CNN obtained video of the boy and others who made the claims to a journalist in the area. Al-Assad's government has blamed rebels for carrying out the attack, a claim that Obama told PBS was impossible.
"We have looked at all the evidence, and we do not believe the opposition possessed ... chemical weapons of that sort," he said. "We do not believe that, given the delivery systems, using rockets, that the opposition could have carried out these attacks."
In the video obtained by CNN, one man claimed he evacuated two dead bodies during the attack. "Then there was another explosion. I couldn't breathe, I had cramps and I couldn't see. The doctors helped me."
The horror of the attack on civilians has jolted the world into potential action on a crisis that has killed more than 100,000 people, according to the United Nations.
Last week was not the first time chemical weapons are believed to have been used in the conflict. But it was by far the worst.
"Syria is now undoubtedly the most serious crisis facing the international community," Lakhdar Brahimi, U.N. and Arab League special envoy to Syria, said Wednesday in Geneva.
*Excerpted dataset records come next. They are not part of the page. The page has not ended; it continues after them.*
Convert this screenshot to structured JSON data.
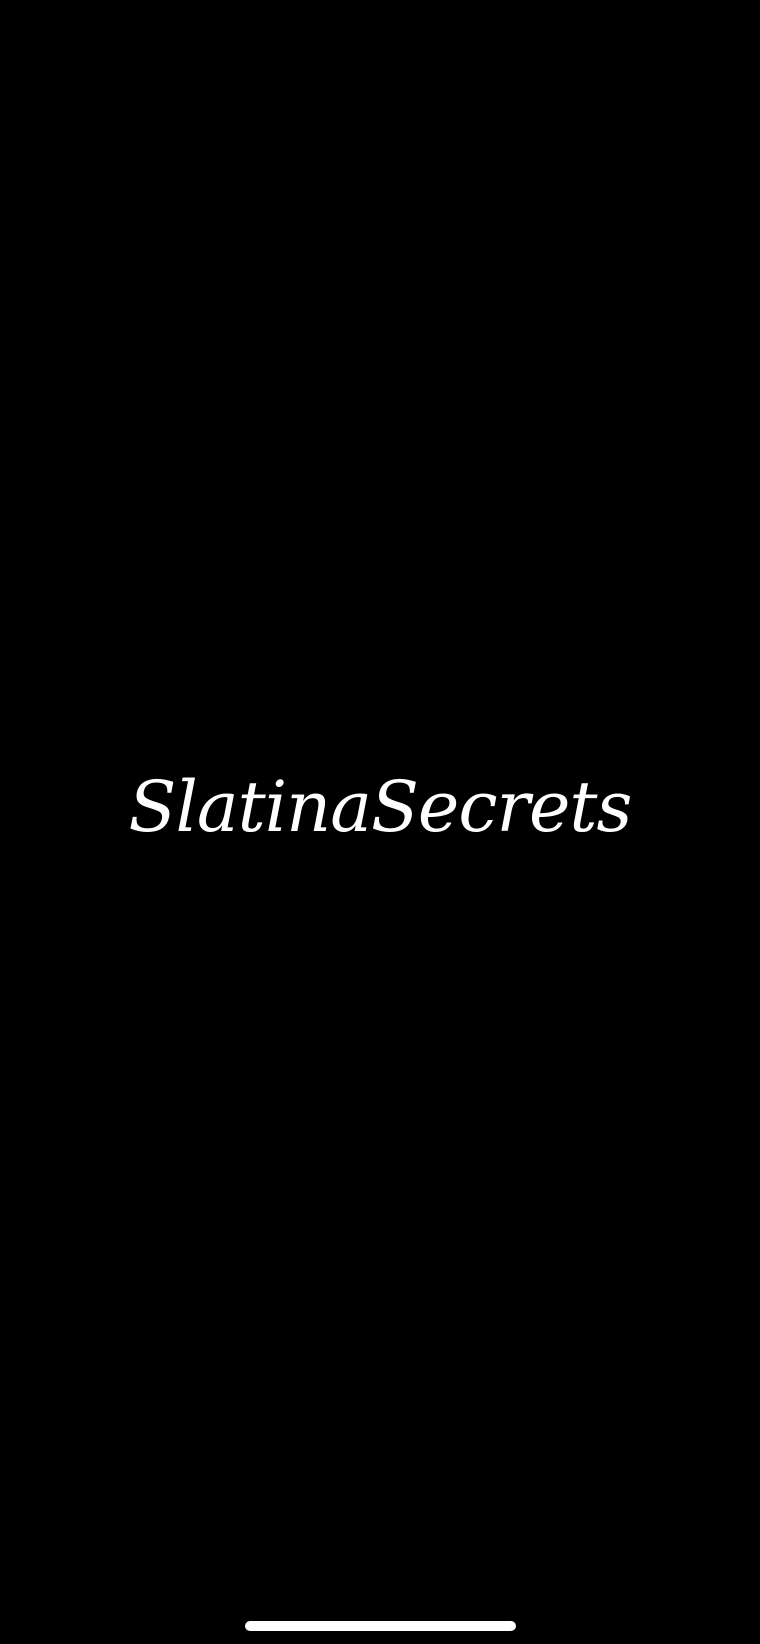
{
  "app": {
    "brand_name": "SlatinaSecrets"
  },
  "colors": {
    "background": "#000000",
    "logo_text": "#ffffff",
    "home_indicator": "#ffffff"
  }
}
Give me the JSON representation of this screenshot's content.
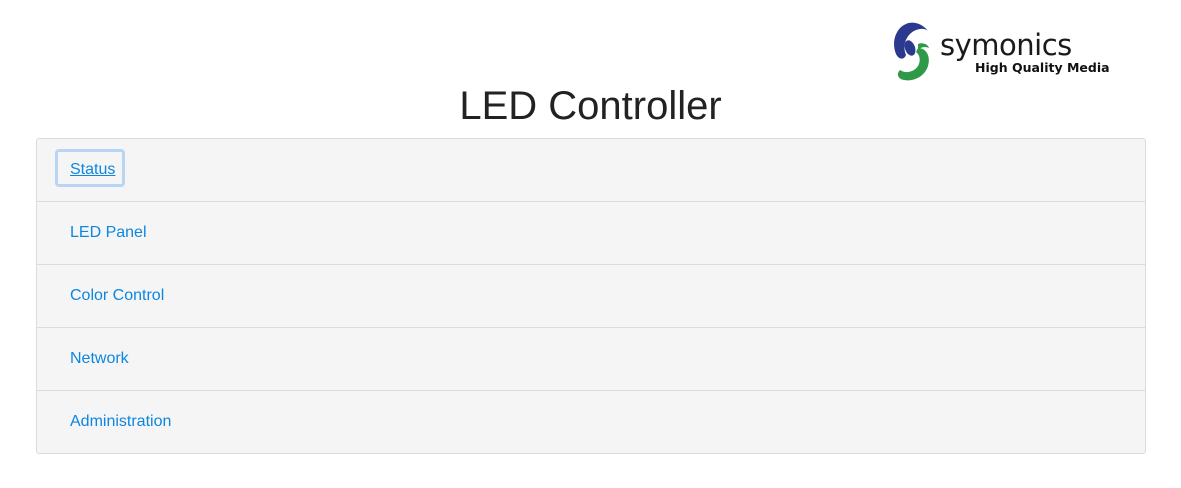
{
  "brand": {
    "name": "symonics",
    "tagline": "High Quality Media",
    "colors": {
      "blue": "#2b3a8f",
      "green": "#2e9a47"
    }
  },
  "page": {
    "title": "LED Controller"
  },
  "nav": {
    "items": [
      {
        "label": "Status",
        "active": true
      },
      {
        "label": "LED Panel",
        "active": false
      },
      {
        "label": "Color Control",
        "active": false
      },
      {
        "label": "Network",
        "active": false
      },
      {
        "label": "Administration",
        "active": false
      }
    ],
    "link_color": "#0d86e0",
    "panel_background": "#f5f5f5"
  }
}
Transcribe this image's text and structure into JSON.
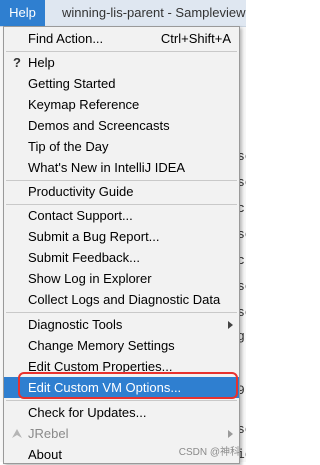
{
  "menubar": {
    "help": "Help",
    "window_title": "winning-lis-parent - Sampleview"
  },
  "menu": {
    "items": [
      {
        "label": "Find Action...",
        "shortcut": "Ctrl+Shift+A"
      },
      {
        "label": "Help",
        "icon": "question-mark-icon"
      },
      {
        "label": "Getting Started"
      },
      {
        "label": "Keymap Reference"
      },
      {
        "label": "Demos and Screencasts"
      },
      {
        "label": "Tip of the Day"
      },
      {
        "label": "What's New in IntelliJ IDEA"
      },
      {
        "label": "Productivity Guide"
      },
      {
        "label": "Contact Support..."
      },
      {
        "label": "Submit a Bug Report..."
      },
      {
        "label": "Submit Feedback..."
      },
      {
        "label": "Show Log in Explorer"
      },
      {
        "label": "Collect Logs and Diagnostic Data"
      },
      {
        "label": "Diagnostic Tools",
        "submenu": true
      },
      {
        "label": "Change Memory Settings"
      },
      {
        "label": "Edit Custom Properties..."
      },
      {
        "label": "Edit Custom VM Options...",
        "selected": true
      },
      {
        "label": "Check for Updates..."
      },
      {
        "label": "JRebel",
        "submenu": true,
        "disabled": true,
        "icon": "jrebel-icon"
      },
      {
        "label": "About"
      }
    ]
  },
  "background_code": [
    "se",
    "se",
    "cl",
    "se",
    "cl",
    "se",
    "se",
    "g",
    "9",
    "se",
    "ig"
  ],
  "watermark": "CSDN @神科",
  "colors": {
    "selection": "#2f7fd0",
    "highlight_box": "#e8322e",
    "menu_bg": "#f2f2f2"
  }
}
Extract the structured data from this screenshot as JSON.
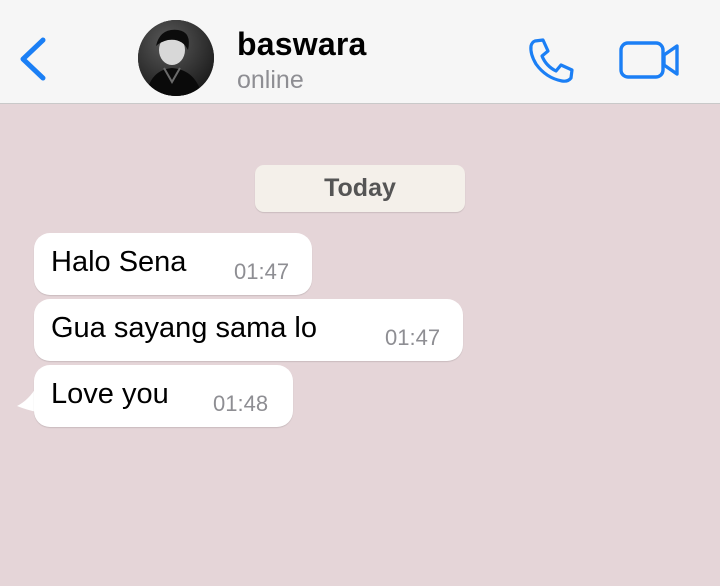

"It does seem that some kind of substance was used that killed a lot of people," he said. The death toll could be in the hundreds, or possibly more than a thousand, he said.
Brahimi said the crisis in Syria shows how important it is "for the Syrians and the international community to really develop the political will to address this issue seriously and look for solutions for it."
NATO also followed suit with a warning of its own Wednesday.
"The Syrian regime maintains custody of stockpiles of chemical weapons. Information available from a wide variety of sources points to the Syrian regime as responsible for the use of chemical weapons in these attacks. This is a clear breach of long-standing international norms and practice.
"Any use of such weapons is unacceptable and cannot go unanswered. Those responsible must be held accountable. We consider the use of chemical weapons as a threat to international peace and security," NATO said in a statement. Some Syrians have told CNN they doubt their government used chemical weapons.
Syrian Ambassador to the United Nations Bashar Jaafari lashed out Wednesday at the warnings and threats.
"We are not warmongers. We are a peaceful nation seeking stability in the area because instability would serve the Israeli interests," he told reporters at the U.N. headquarters in New York.
"We are in a state of war," and preparing for the possibility of such a scenario, he said. "The Syrian government is looking for stability."
Jaafari accused rebels of obtaining material to produce chemical weapons "from outside powers -- mainly speaking, Turkey, Saudi Arabia and Qatar."
In a letter to the United Nations, Syria asked for the U.N. weapons inspectors to stay in the country beyond their weekend deadline, Jaafari said.
U.N. Secretary-General Ban Ki-moon did not address the letter directly but seemed to ask for a reprieve Wednesday for the sake of the inspectors. "The team needs time to do its job," he said from The Hague, where he visited the International Criminal Court.
He said the inspectors had already collected valuable evidence.
Russia, a close ally of Syria, is expected to use its veto power to block a resolution, setting up a possible diplomatic showdown. Foreign Minister Sergey Lavrov insists there is no proof yet Syria's government is behind the chemical weapons attack.